Own reliability across the full path from vehicle to customer: AUV onboard compute (Jetson-class modules, ROS 2), topside/operator systems, cloud data pipelines, and the platform that delivers data products.
Build and extend infrastructure automation
provisioning, configuration management, deployment, and self-recovery
so that routine field operations and pipeline runs require minimal manual intervention.
Design and improve observability: metrics, logging, tracing, and alerting that give both robotics and data teams early, actionable signal across vehicle fleets and cloud services.
Drive down on-call burden by identifying and eliminating single points of failure, writing runbooks, and automating the manual steps that currently require tribal knowledge.
Participate in a shared on-call rotation covering both robotics-side and cloud-side incidents in 12-hour shifts spanning European and East Coast business hours; lead and contribute to blameless post-incident reviews.
Define and track reliability targets, availability, data yield, recovery time, tied to continuous-operations goals, and partner with robotics and data teams to meet them.
Manage cloud infrastructure on AWS (compute, storage, networking, IaC, cost, and security posture) for data processing and platform workloads.
Improve fleet
and vehicle-level configuration management, deployment safety, and rollback so changes reach the field reliably and predictably.
Requirements
5+ years in an SRE, DevOps, or infrastructure engineering role running production systems with real uptime and on-call responsibilities, including senior-level ownership of reliability outcomes.

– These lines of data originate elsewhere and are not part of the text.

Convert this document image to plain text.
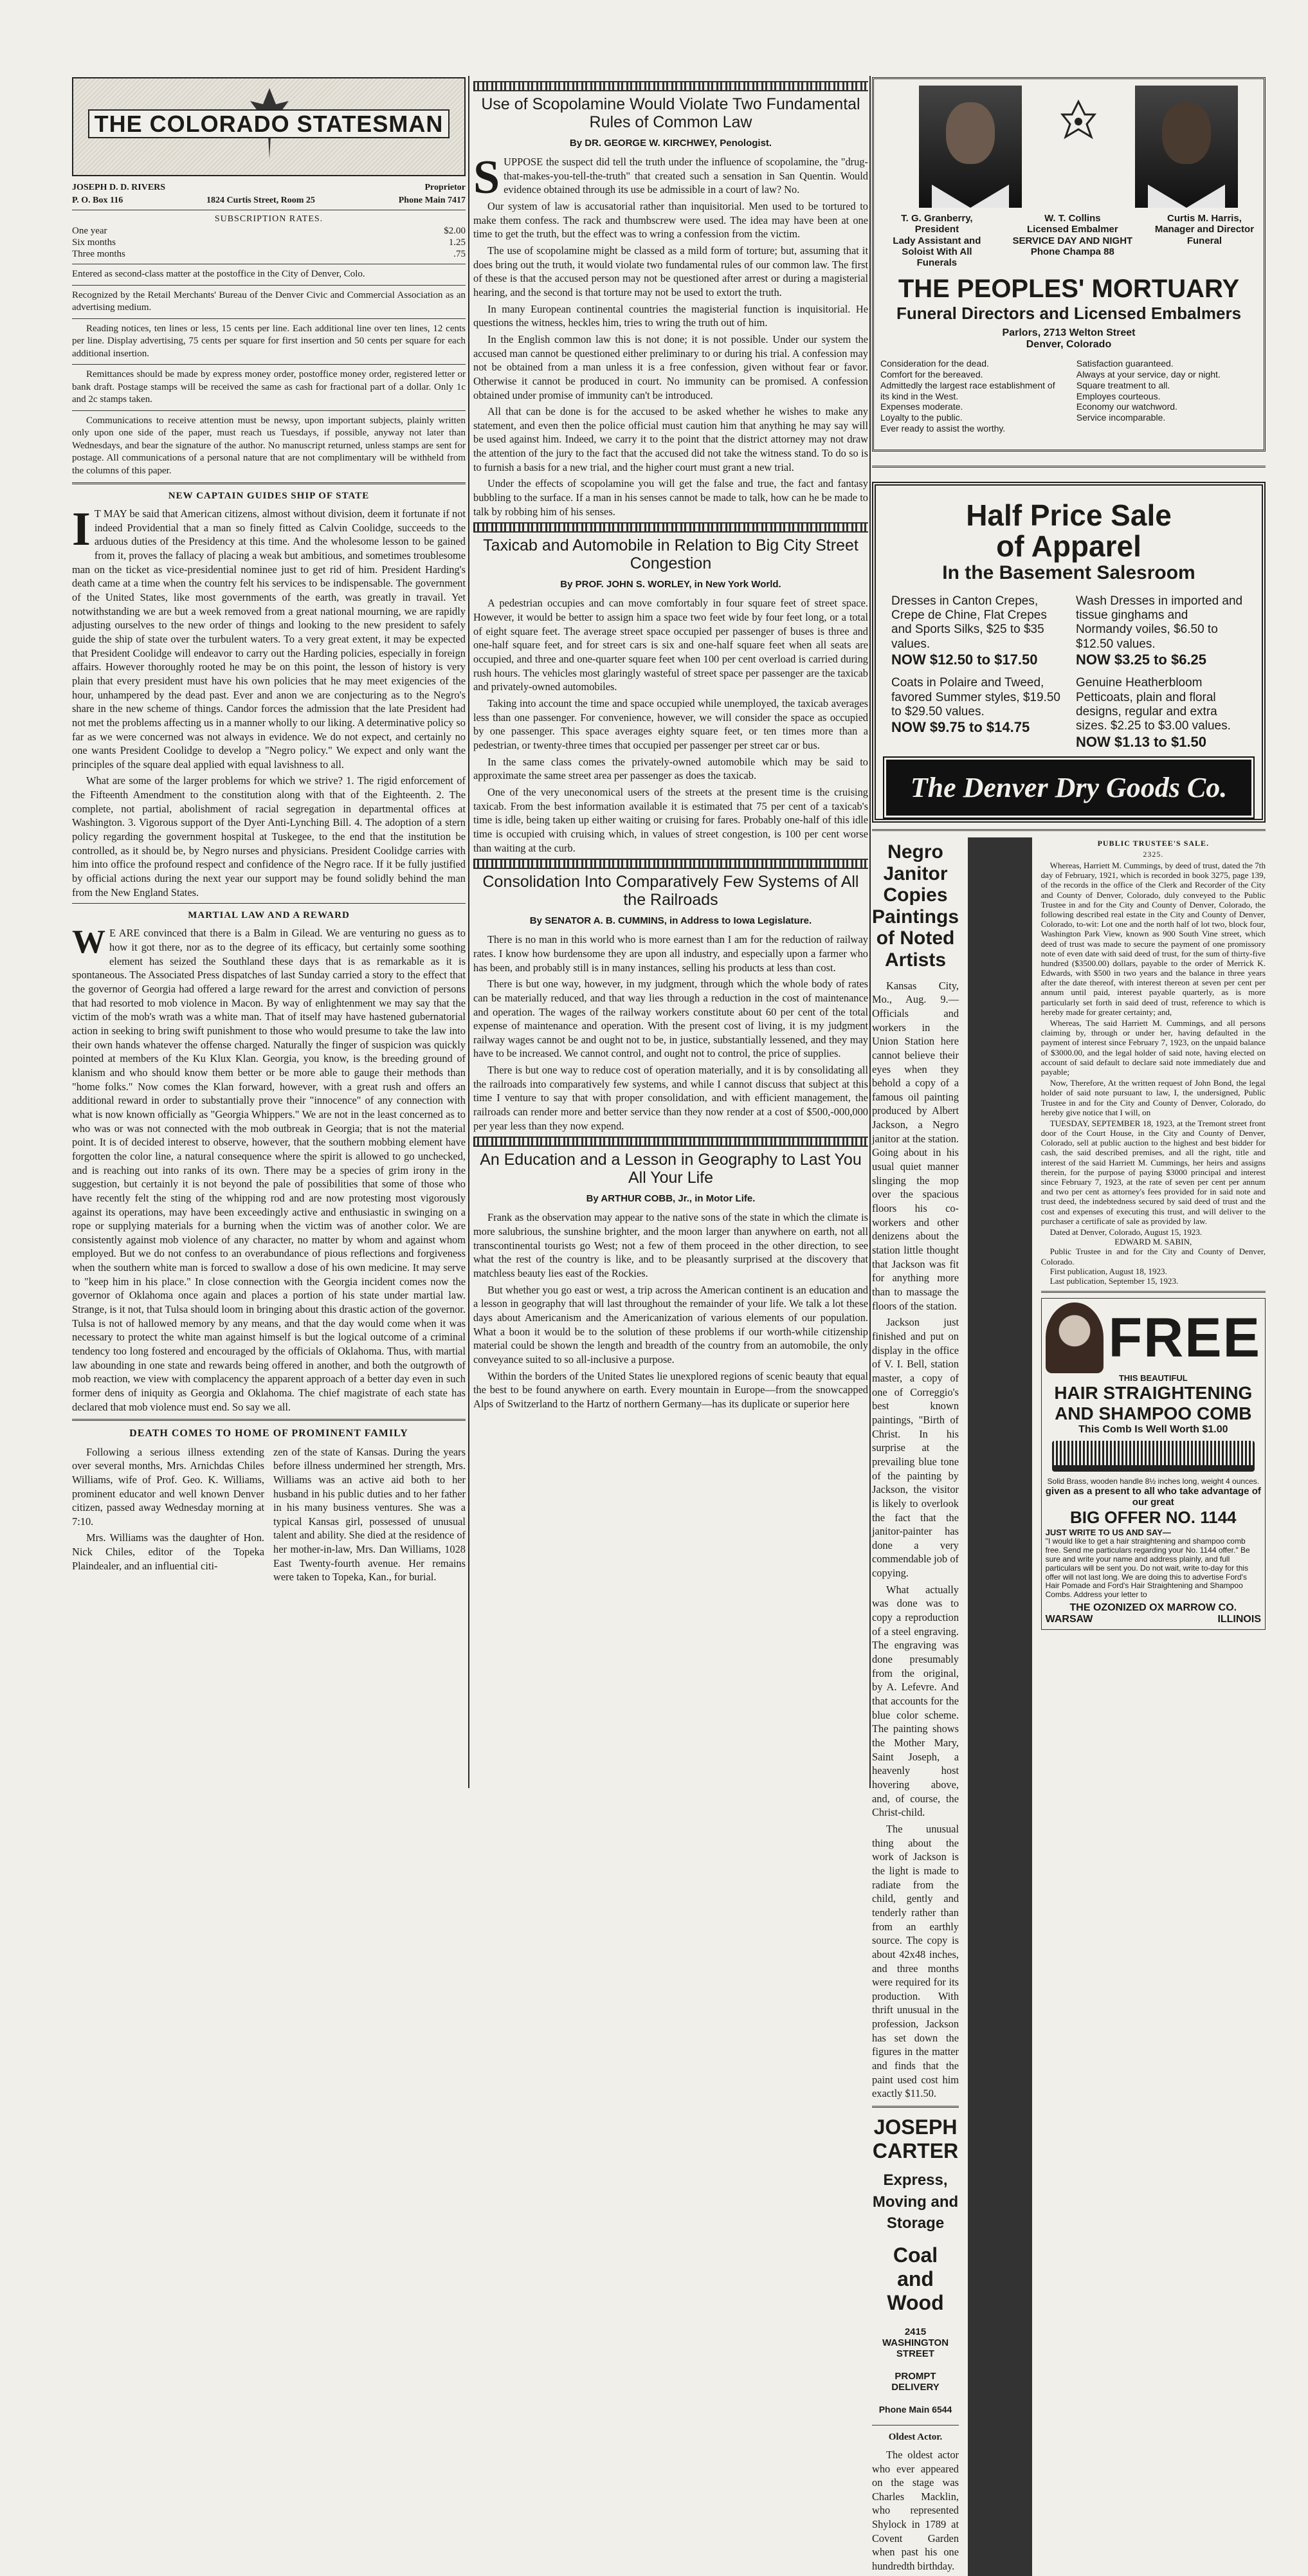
THE COLORADO STATESMAN
JOSEPH D. D. RIVERS	Proprietor
P. O. Box 116	1824 Curtis Street, Room 25	Phone Main 7417
SUBSCRIPTION RATES.
One year	$2.00
Six months	1.25
Three months	.75

Entered as second-class matter at the postoffice in the City of Denver, Colo.

Recognized by the Retail Merchants' Bureau of the Denver Civic and Commercial Association as an advertising medium.

Reading notices, ten lines or less, 15 cents per line. Each additional line over ten lines, 12 cents per line. Display advertising, 75 cents per square for first insertion and 50 cents per square for each additional insertion.

Remittances should be made by express money order, postoffice money order, registered letter or bank draft. Postage stamps will be received the same as cash for fractional part of a dollar. Only 1c and 2c stamps taken.

Communications to receive attention must be newsy, upon important subjects, plainly written only upon one side of the paper, must reach us Tuesdays, if possible, anyway not later than Wednesdays, and bear the signature of the author. No manuscript returned, unless stamps are sent for postage. All communications of a personal nature that are not complimentary will be withheld from the columns of this paper.

NEW CAPTAIN GUIDES SHIP OF STATE

I T MAY be said that American citizens, almost without division, deem it fortunate if not indeed Providential that a man so finely fitted as Calvin Coolidge, succeeds to the arduous duties of the Presidency at this time. And the wholesome lesson to be gained from it, proves the fallacy of placing a weak but ambitious, and sometimes troublesome man on the ticket as vice-presidential nominee just to get rid of him. President Harding's death came at a time when the country felt his services to be indispensable. The government of the United States, like most governments of the earth, was greatly in travail. Yet notwithstanding we are but a week removed from a great national mourning, we are rapidly adjusting ourselves to the new order of things and looking to the new president to safely guide the ship of state over the turbulent waters. To a very great extent, it may be expected that President Coolidge will endeavor to carry out the Harding policies, especially in foreign affairs. However thoroughly rooted he may be on this point, the lesson of history is very plain that every president must have his own policies that he may meet exigencies of the hour, unhampered by the dead past. Ever and anon we are conjecturing as to the Negro's share in the new scheme of things. Candor forces the admission that the late President had not met the problems affecting us in a manner wholly to our liking. A determinative policy so far as we were concerned was not always in evidence. We do not expect, and certainly no one wants President Coolidge to develop a "Negro policy." We expect and only want the principles of the square deal applied with equal lavishness to all.

What are some of the larger problems for which we strive? 1. The rigid enforcement of the Fifteenth Amendment to the constitution along with that of the Eighteenth. 2. The complete, not partial, abolishment of racial segregation in departmental offices at Washington. 3. Vigorous support of the Dyer Anti-Lynching Bill. 4. The adoption of a stern policy regarding the government hospital at Tuskegee, to the end that the institution be controlled, as it should be, by Negro nurses and physicians. President Coolidge carries with him into office the profound respect and confidence of the Negro race. If it be fully justified by official actions during the next year our support may be found solidly behind the man from the New England States.

MARTIAL LAW AND A REWARD

W E ARE convinced that there is a Balm in Gilead. We are venturing no guess as to how it got there, nor as to the degree of its efficacy, but certainly some soothing element has seized the Southland these days that is as remarkable as it is spontaneous. The Associated Press dispatches of last Sunday carried a story to the effect that the governor of Georgia had offered a large reward for the arrest and conviction of persons that had resorted to mob violence in Macon. By way of enlightenment we may say that the victim of the mob's wrath was a white man. That of itself may have hastened gubernatorial action in seeking to bring swift punishment to those who would presume to take the law into their own hands whatever the offense charged. Naturally the finger of suspicion was quickly pointed at members of the Ku Klux Klan. Georgia, you know, is the breeding ground of klanism and who should know them better or be more able to gauge their methods than "home folks." Now comes the Klan forward, however, with a great rush and offers an additional reward in order to substantially prove their "innocence" of any connection with what is now known officially as "Georgia Whippers." We are not in the least concerned as to who was or was not connected with the mob outbreak in Georgia; that is not the material point. It is of decided interest to observe, however, that the southern mobbing element have forgotten the color line, a natural consequence where the spirit is allowed to go unchecked, and is reaching out into ranks of its own. There may be a species of grim irony in the suggestion, but certainly it is not beyond the pale of possibilities that some of those who have recently felt the sting of the whipping rod and are now protesting most vigorously against its operations, may have been exceedingly active and enthusiastic in swinging on a rope or supplying materials for a burning when the victim was of another color. We are consistently against mob violence of any character, no matter by whom and against whom employed. But we do not confess to an overabundance of pious reflections and forgiveness when the southern white man is forced to swallow a dose of his own medicine. It may serve to "keep him in his place." In close connection with the Georgia incident comes now the governor of Oklahoma once again and places a portion of his state under martial law. Strange, is it not, that Tulsa should loom in bringing about this drastic action of the governor. Tulsa is not of hallowed memory by any means, and that the day would come when it was necessary to protect the white man against himself is but the logical outcome of a criminal tendency too long fostered and encouraged by the officials of Oklahoma. Thus, with martial law abounding in one state and rewards being offered in another, and both the outgrowth of mob reaction, we view with complacency the apparent approach of a better day even in such former dens of iniquity as Georgia and Oklahoma. The chief magistrate of each state has declared that mob violence must end. So say we all.

DEATH COMES TO HOME OF PROMINENT FAMILY

Following a serious illness extending over several months, Mrs. Arnichdas Chiles Williams, wife of Prof. Geo. K. Williams, prominent educator and well known Denver citizen, passed away Wednesday morning at 7:10.

Mrs. Williams was the daughter of Hon. Nick Chiles, editor of the Topeka Plaindealer, and an influential citi-

zen of the state of Kansas. During the years before illness undermined her strength, Mrs. Williams was an active aid both to her husband in his public duties and to her father in his many business ventures. She was a typical Kansas girl, possessed of unusual talent and ability. She died at the residence of her mother-in-law, Mrs. Dan Williams, 1028 East Twenty-fourth avenue. Her remains were taken to Topeka, Kan., for burial.

Use of Scopolamine Would Violate Two Fundamental Rules of Common Law
By DR. GEORGE W. KIRCHWEY, Penologist.

SUPPOSE the suspect did tell the truth under the influence of scopolamine, the "drug-that-makes-you-tell-the-truth" that created such a sensation in San Quentin. Would evidence obtained through its use be admissible in a court of law? No.

Our system of law is accusatorial rather than inquisitorial. Men used to be tortured to make them confess. The rack and thumbscrew were used. The idea may have been at one time to get the truth, but the effect was to wring a confession from the victim.

The use of scopolamine might be classed as a mild form of torture; but, assuming that it does bring out the truth, it would violate two fundamental rules of our common law. The first of these is that the accused person may not be questioned after arrest or during a magisterial hearing, and the second is that torture may not be used to extort the truth.

In many European continental countries the magisterial function is inquisitorial. He questions the witness, heckles him, tries to wring the truth out of him.

In the English common law this is not done; it is not possible. Under our system the accused man cannot be questioned either preliminary to or during his trial. A confession may not be obtained from a man unless it is a free confession, given without fear or favor. Otherwise it cannot be produced in court. No immunity can be promised. A confession obtained under promise of immunity can't be introduced.

All that can be done is for the accused to be asked whether he wishes to make any statement, and even then the police official must caution him that anything he may say will be used against him. Indeed, we carry it to the point that the district attorney may not draw the attention of the jury to the fact that the accused did not take the witness stand. To do so is to furnish a basis for a new trial, and the higher court must grant a new trial.

Under the effects of scopolamine you will get the false and true, the fact and fantasy bubbling to the surface. If a man in his senses cannot be made to talk, how can he be made to talk by robbing him of his senses.

Taxicab and Automobile in Relation to Big City Street Congestion
By PROF. JOHN S. WORLEY, in New York World.

A pedestrian occupies and can move comfortably in four square feet of street space. However, it would be better to assign him a space two feet wide by four feet long, or a total of eight square feet. The average street space occupied per passenger of buses is three and one-half square feet, and for street cars is six and one-half square feet when all seats are occupied, and three and one-quarter square feet when 100 per cent overload is carried during rush hours. The vehicles most glaringly wasteful of street space per passenger are the taxicab and privately-owned automobiles.

Taking into account the time and space occupied while unemployed, the taxicab averages less than one passenger. For convenience, however, we will consider the space as occupied by one passenger. This space averages eighty square feet, or ten times more than a pedestrian, or twenty-three times that occupied per passenger per street car or bus.

In the same class comes the privately-owned automobile which may be said to approximate the same street area per passenger as does the taxicab.

One of the very uneconomical users of the streets at the present time is the cruising taxicab. From the best information available it is estimated that 75 per cent of a taxicab's time is idle, being taken up either waiting or cruising for fares. Probably one-half of this idle time is occupied with cruising which, in values of street congestion, is 100 per cent worse than waiting at the curb.

Consolidation Into Comparatively Few Systems of All the Railroads
By SENATOR A. B. CUMMINS, in Address to Iowa Legislature.

There is no man in this world who is more earnest than I am for the reduction of railway rates. I know how burdensome they are upon all industry, and especially upon a farmer who has been, and probably still is in many instances, selling his products at less than cost.

There is but one way, however, in my judgment, through which the whole body of rates can be materially reduced, and that way lies through a reduction in the cost of maintenance and operation. The wages of the railway workers constitute about 60 per cent of the total expense of maintenance and operation. With the present cost of living, it is my judgment railway wages cannot be and ought not to be, in justice, substantially lessened, and they may have to be increased. We cannot control, and ought not to control, the price of supplies.

There is but one way to reduce cost of operation materially, and it is by consolidating all the railroads into comparatively few systems, and while I cannot discuss that subject at this time I venture to say that with proper consolidation, and with efficient management, the railroads can render more and better service than they now render at a cost of $500,-000,000 per year less than they now expend.

An Education and a Lesson in Geography to Last You All Your Life
By ARTHUR COBB, Jr., in Motor Life.

Frank as the observation may appear to the native sons of the state in which the climate is more salubrious, the sunshine brighter, and the moon larger than anywhere on earth, not all transcontinental tourists go West; not a few of them proceed in the other direction, to see what the rest of the country is like, and to be pleasantly surprised at the discovery that matchless beauty lies east of the Rockies.

But whether you go east or west, a trip across the American continent is an education and a lesson in geography that will last throughout the remainder of your life. We talk a lot these days about Americanism and the Americanization of various elements of our population. What a boon it would be to the solution of these problems if our worth-while citizenship material could be shown the length and breadth of the country from an automobile, the only conveyance suited to so all-inclusive a purpose.

Within the borders of the United States lie unexplored regions of scenic beauty that equal the best to be found anywhere on earth. Every mountain in Europe—from the snowcapped Alps of Switzerland to the Hartz of northern Germany—has its duplicate or superior here

T. G. Granberry,
President
Lady Assistant and Soloist With All Funerals
W. T. Collins
Licensed Embalmer
SERVICE DAY AND NIGHT
Phone Champa 88
Curtis M. Harris,
Manager and Director Funeral
THE PEOPLES' MORTUARY
Funeral Directors and Licensed Embalmers
Parlors, 2713 Welton Street
Denver, Colorado
Consideration for the dead.
Comfort for the bereaved.
Admittedly the largest race establishment of its kind in the West.
Expenses moderate.
Loyalty to the public.
Ever ready to assist the worthy.
Satisfaction guaranteed.
Always at your service, day or night.
Square treatment to all.
Employes courteous.
Economy our watchword.
Service incomparable.
Half Price Sale
of Apparel
In the Basement Salesroom
Dresses in Canton Crepes, Crepe de Chine, Flat Crepes and Sports Silks, $25 to $35 values.
NOW $12.50 to $17.50
Coats in Polaire and Tweed, favored Summer styles, $19.50 to $29.50 values.
NOW $9.75 to $14.75
Wash Dresses in imported and tissue ginghams and Normandy voiles, $6.50 to $12.50 values.
NOW $3.25 to $6.25
Genuine Heatherbloom Petticoats, plain and floral designs, regular and extra sizes. $2.25 to $3.00 values.
NOW $1.13 to $1.50
The Denver Dry Goods Co.
Negro Janitor Copies Paintings of Noted Artists

Kansas City, Mo., Aug. 9.—Officials and workers in the Union Station here cannot believe their eyes when they behold a copy of a famous oil painting produced by Albert Jackson, a Negro janitor at the station. Going about in his usual quiet manner slinging the mop over the spacious floors his co-workers and other denizens about the station little thought that Jackson was fit for anything more than to massage the floors of the station.

Jackson just finished and put on display in the office of V. I. Bell, station master, a copy of one of Correggio's best known paintings, "Birth of Christ. In his surprise at the prevailing blue tone of the painting by Jackson, the visitor is likely to overlook the fact that the janitor-painter has done a very commendable job of copying.

What actually was done was to copy a reproduction of a steel engraving. The engraving was done presumably from the original, by A. Lefevre. And that accounts for the blue color scheme. The painting shows the Mother Mary, Saint Joseph, a heavenly host hovering above, and, of course, the Christ-child.

The unusual thing about the work of Jackson is the light is made to radiate from the child, gently and tenderly rather than from an earthly source. The copy is about 42x48 inches, and three months were required for its production. With thrift unusual in the profession, Jackson has set down the figures in the matter and finds that the paint used cost him exactly $11.50.

JOSEPH CARTER
Express, Moving and Storage
Coal and Wood
2415 WASHINGTON STREET
PROMPT DELIVERY
Phone Main 6544
Oldest Actor.

The oldest actor who ever appeared on the stage was Charles Macklin, who represented Shylock in 1789 at Covent Garden when past his one hundredth birthday.

PUBLIC TRUSTEE'S SALE.
2325.

Whereas, Harriett M. Cummings, by deed of trust, dated the 7th day of February, 1921, which is recorded in book 3275, page 139, of the records in the office of the Clerk and Recorder of the City and County of Denver, Colorado, duly conveyed to the Public Trustee in and for the City and County of Denver, Colorado, the following described real estate in the City and County of Denver, Colorado, to-wit: Lot one and the north half of lot two, block four, Washington Park View, known as 900 South Vine street, which deed of trust was made to secure the payment of one promissory note of even date with said deed of trust, for the sum of thirty-five hundred ($3500.00) dollars, payable to the order of Merrick K. Edwards, with $500 in two years and the balance in three years after the date thereof, with interest thereon at seven per cent per annum until paid, interest payable quarterly, as is more particularly set forth in said deed of trust, reference to which is hereby made for greater certainty; and,

Whereas, The said Harriett M. Cummings, and all persons claiming by, through or under her, having defaulted in the payment of interest since February 7, 1923, on the unpaid balance of $3000.00, and the legal holder of said note, having elected on account of said default to declare said note immediately due and payable;

Now, Therefore, At the written request of John Bond, the legal holder of said note pursuant to law, I, the undersigned, Public Trustee in and for the City and County of Denver, Colorado, do hereby give notice that I will, on

TUESDAY, SEPTEMBER 18, 1923, at the Tremont street front door of the Court House, in the City and County of Denver, Colorado, sell at public auction to the highest and best bidder for cash, the said described premises, and all the right, title and interest of the said Harriett M. Cummings, her heirs and assigns therein, for the purpose of paying $3000 principal and interest since February 7, 1923, at the rate of seven per cent per annum and two per cent as attorney's fees provided for in said note and trust deed, the indebtedness secured by said deed of trust and the cost and expenses of executing this trust, and will deliver to the purchaser a certificate of sale as provided by law.

Dated at Denver, Colorado, August 15, 1923.

EDWARD M. SABIN,

Public Trustee in and for the City and County of Denver, Colorado.

First publication, August 18, 1923.

Last publication, September 15, 1923.

FREE
THIS BEAUTIFUL
HAIR STRAIGHTENING
AND SHAMPOO COMB
This Comb Is Well Worth $1.00
Solid Brass, wooden handle 8½ inches long, weight 4 ounces.
given as a present to all who take advantage of our great
BIG OFFER NO. 1144
JUST WRITE TO US AND SAY—
"I would like to get a hair straightening and shampoo comb free. Send me particulars regarding your No. 1144 offer." Be sure and write your name and address plainly, and full particulars will be sent you. Do not wait, write to-day for this offer will not last long. We are doing this to advertise Ford's Hair Pomade and Ford's Hair Straightening and Shampoo Combs. Address your letter to
THE OZONIZED OX MARROW CO.
WARSAW	ILLINOIS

Experience implementing a scalable incident management and operational excellence mechanism that treats operators as customers, building processes and tooling that serve the people running operations day to day, not just the engineering team.
Strong automation instincts: comfortable scripting and building tooling in Python and/or Go and Bash, and using infrastructure-as-code (Terraform or equivalent).
Hands-on AWS experience across compute, storage, networking, and IAM, plus containerization and orchestration (Docker, Kubernetes or similar).
Working knowledge of Linux internals, networking, and observability tooling (Prometheus/Grafana or equivalents).
Comfort operating across environments that aren’t just cloud: embedded or edge compute, intermittent connectivity, and physical systems that fail in messy ways.
A reliability mindset: you instrument before you guess, you automate the second time you do something manually, and you write things down so the next person or the system can handle it without you.
Strong ownership and communication in a small, fast-moving team.